NetJets’ Phenom 300 order benefits Flight Options

Alasdair Whyte

Flight Options relish competition with NetJets as they benefit from surprise Phenom 300 order.
Embraer Phenom 300 interior
Embraer Phenom 300 interior

NetJets ordered 50 Phenom 300s from Embraer at NBAA. A favoured nation clause in Flight Options’ 2007 Phenom 300 order means that Embraer cannot sell the aircraft at a lower price than was offered to Flight Options.

When Fight Options ordered 100 Phenom 300 corporate jets in December 2007 the $746 million list prize size of the deal was enough to raise Embraer’s share price by 1% within minutes of the announcement. The US fractional operator also signed up to a maintenance support deal that Embraer valued at $200 million and took an option for another 50 Phenom 300s.

Embraer waited to see if Flight Options would be able to afford the aircraft. The management team at Flight Options that placed the order left and the owner that supported the decision sold the company to a group of investors led by Ken Ricci, who is now chairman.

“Embraer was worried that the original order wouldn’t be for real,” said Ricci. “But we gave them a lot of comfort when we released the audited financial statement in December 2009 showing a $25 million profit – the first profit for five years.”  

One rumour at the NBAA exhibition was that Embraer had actually broken an agreement that Flight Options would be the only fractional ownership company allowed to market the Phenom 300 in the US.

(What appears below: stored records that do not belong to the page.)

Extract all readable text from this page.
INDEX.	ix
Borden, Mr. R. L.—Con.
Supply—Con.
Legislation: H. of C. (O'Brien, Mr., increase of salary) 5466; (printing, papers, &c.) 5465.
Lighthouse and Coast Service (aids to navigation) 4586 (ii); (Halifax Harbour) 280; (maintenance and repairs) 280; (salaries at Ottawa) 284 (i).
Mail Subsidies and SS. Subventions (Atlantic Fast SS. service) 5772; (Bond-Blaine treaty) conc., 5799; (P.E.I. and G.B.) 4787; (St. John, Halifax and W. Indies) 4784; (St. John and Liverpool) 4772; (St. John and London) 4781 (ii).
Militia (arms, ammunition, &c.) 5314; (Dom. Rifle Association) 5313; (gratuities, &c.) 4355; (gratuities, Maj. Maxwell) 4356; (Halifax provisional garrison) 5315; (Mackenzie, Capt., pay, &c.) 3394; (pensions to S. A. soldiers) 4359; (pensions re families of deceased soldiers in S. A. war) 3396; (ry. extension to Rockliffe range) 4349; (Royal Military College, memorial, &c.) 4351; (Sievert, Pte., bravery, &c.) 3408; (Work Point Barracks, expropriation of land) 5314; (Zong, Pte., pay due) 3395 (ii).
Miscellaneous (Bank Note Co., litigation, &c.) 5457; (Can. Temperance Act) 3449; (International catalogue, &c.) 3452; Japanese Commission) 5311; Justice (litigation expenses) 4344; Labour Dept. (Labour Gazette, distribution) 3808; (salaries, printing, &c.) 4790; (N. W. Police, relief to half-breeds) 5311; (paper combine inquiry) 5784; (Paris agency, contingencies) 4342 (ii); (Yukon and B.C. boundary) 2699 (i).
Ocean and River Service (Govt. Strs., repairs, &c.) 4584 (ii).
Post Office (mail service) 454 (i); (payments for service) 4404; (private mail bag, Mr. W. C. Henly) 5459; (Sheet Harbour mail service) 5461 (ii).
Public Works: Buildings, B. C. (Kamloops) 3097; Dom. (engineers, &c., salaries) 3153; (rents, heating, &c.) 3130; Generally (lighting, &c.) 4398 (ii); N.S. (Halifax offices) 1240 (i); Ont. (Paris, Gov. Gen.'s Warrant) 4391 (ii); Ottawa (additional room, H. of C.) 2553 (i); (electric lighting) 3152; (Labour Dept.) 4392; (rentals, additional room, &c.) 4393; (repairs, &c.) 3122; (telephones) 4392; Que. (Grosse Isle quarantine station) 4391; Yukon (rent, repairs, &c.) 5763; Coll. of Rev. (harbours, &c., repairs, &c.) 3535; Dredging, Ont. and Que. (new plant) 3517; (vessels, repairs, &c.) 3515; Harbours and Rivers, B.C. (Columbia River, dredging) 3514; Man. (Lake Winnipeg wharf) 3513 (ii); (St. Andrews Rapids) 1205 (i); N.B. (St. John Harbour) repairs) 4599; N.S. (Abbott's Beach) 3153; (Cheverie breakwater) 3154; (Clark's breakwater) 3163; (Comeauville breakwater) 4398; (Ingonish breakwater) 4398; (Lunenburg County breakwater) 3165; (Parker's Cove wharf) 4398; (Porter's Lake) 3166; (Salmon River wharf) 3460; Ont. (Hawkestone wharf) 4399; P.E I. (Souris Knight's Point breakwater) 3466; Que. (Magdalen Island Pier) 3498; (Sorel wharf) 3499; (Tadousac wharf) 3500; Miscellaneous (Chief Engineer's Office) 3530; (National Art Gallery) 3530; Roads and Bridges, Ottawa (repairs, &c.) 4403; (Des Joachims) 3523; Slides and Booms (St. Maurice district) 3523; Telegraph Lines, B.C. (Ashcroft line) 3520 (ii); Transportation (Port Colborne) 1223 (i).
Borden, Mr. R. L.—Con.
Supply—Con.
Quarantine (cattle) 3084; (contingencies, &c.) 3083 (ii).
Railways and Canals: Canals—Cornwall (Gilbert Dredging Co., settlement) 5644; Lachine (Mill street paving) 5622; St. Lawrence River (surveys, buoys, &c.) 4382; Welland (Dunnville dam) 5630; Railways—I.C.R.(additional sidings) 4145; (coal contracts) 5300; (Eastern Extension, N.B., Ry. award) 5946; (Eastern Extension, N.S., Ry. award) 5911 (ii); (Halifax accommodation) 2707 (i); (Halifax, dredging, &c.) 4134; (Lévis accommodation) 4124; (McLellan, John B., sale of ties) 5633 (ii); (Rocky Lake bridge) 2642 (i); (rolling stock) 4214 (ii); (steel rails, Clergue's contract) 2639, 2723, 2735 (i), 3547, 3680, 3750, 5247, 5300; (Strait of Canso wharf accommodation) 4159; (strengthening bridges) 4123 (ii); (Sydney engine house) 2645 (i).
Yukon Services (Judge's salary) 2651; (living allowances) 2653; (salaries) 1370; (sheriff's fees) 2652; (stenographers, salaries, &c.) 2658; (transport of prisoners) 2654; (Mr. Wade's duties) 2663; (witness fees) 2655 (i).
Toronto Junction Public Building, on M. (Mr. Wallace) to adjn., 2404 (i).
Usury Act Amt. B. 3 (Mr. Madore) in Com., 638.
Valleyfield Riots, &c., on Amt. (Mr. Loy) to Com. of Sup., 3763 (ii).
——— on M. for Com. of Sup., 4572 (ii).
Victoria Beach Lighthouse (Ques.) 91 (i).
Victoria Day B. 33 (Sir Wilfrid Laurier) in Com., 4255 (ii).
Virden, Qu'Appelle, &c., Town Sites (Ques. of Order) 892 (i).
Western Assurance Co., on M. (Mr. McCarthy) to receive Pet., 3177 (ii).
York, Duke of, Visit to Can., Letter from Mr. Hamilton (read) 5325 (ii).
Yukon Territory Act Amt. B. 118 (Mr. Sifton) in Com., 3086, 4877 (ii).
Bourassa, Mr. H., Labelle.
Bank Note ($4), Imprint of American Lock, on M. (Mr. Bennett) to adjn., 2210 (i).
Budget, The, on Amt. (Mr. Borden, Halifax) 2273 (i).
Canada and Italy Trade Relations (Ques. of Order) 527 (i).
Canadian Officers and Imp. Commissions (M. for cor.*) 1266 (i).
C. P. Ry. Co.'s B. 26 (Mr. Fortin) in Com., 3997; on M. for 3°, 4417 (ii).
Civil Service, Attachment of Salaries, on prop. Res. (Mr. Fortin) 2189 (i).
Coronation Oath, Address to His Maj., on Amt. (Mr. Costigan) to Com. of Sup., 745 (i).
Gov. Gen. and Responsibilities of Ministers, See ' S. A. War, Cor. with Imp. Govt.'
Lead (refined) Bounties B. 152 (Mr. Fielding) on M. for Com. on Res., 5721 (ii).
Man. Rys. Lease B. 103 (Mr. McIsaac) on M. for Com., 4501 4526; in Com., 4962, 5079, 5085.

“We never had an exclusive agreement,” says Ricci. “We did however have a favoured nation clause where Embraer could not sell Phenom 300s at a lower price to another fractional operator.”

NetJets was able to negotiate a lower price than Flight Options when it ordered in 2007 but by doing so has helped its competitor out due to the favoured nation stipulation.

“We will be getting substantial discounts,” said Ricci.  

Ricci added: “We are not worried about competing on the Phenom 300. Although we are having some teething troubles with the aircraft we will have had the aircraft to market for three years before NetJets and we are used to competing with them – like on the Hawker 400 and Hawker 800 for example. In fact we love competing against them.”

One rival manufacturer said that they are surprised by the price that NetJets achieved. “We can’t believe the deal is at such a low price,” he said. “It is a deal no one else could have done.”

Ricci, who did not negotiate the 2007 order, believes the favoured nation clause is far more valuable than being the only fractional operator able to sell shares in Phenom 300s. Flight Options has taken delivery of its first Phenom 300 with three more expected to be delivered this year. It has sold all of the shares in the first three aircraft.

Embraer is optimistic that NetJets will exercise options for a further 100 Phenom 100s. The first deliveries are due in 2013.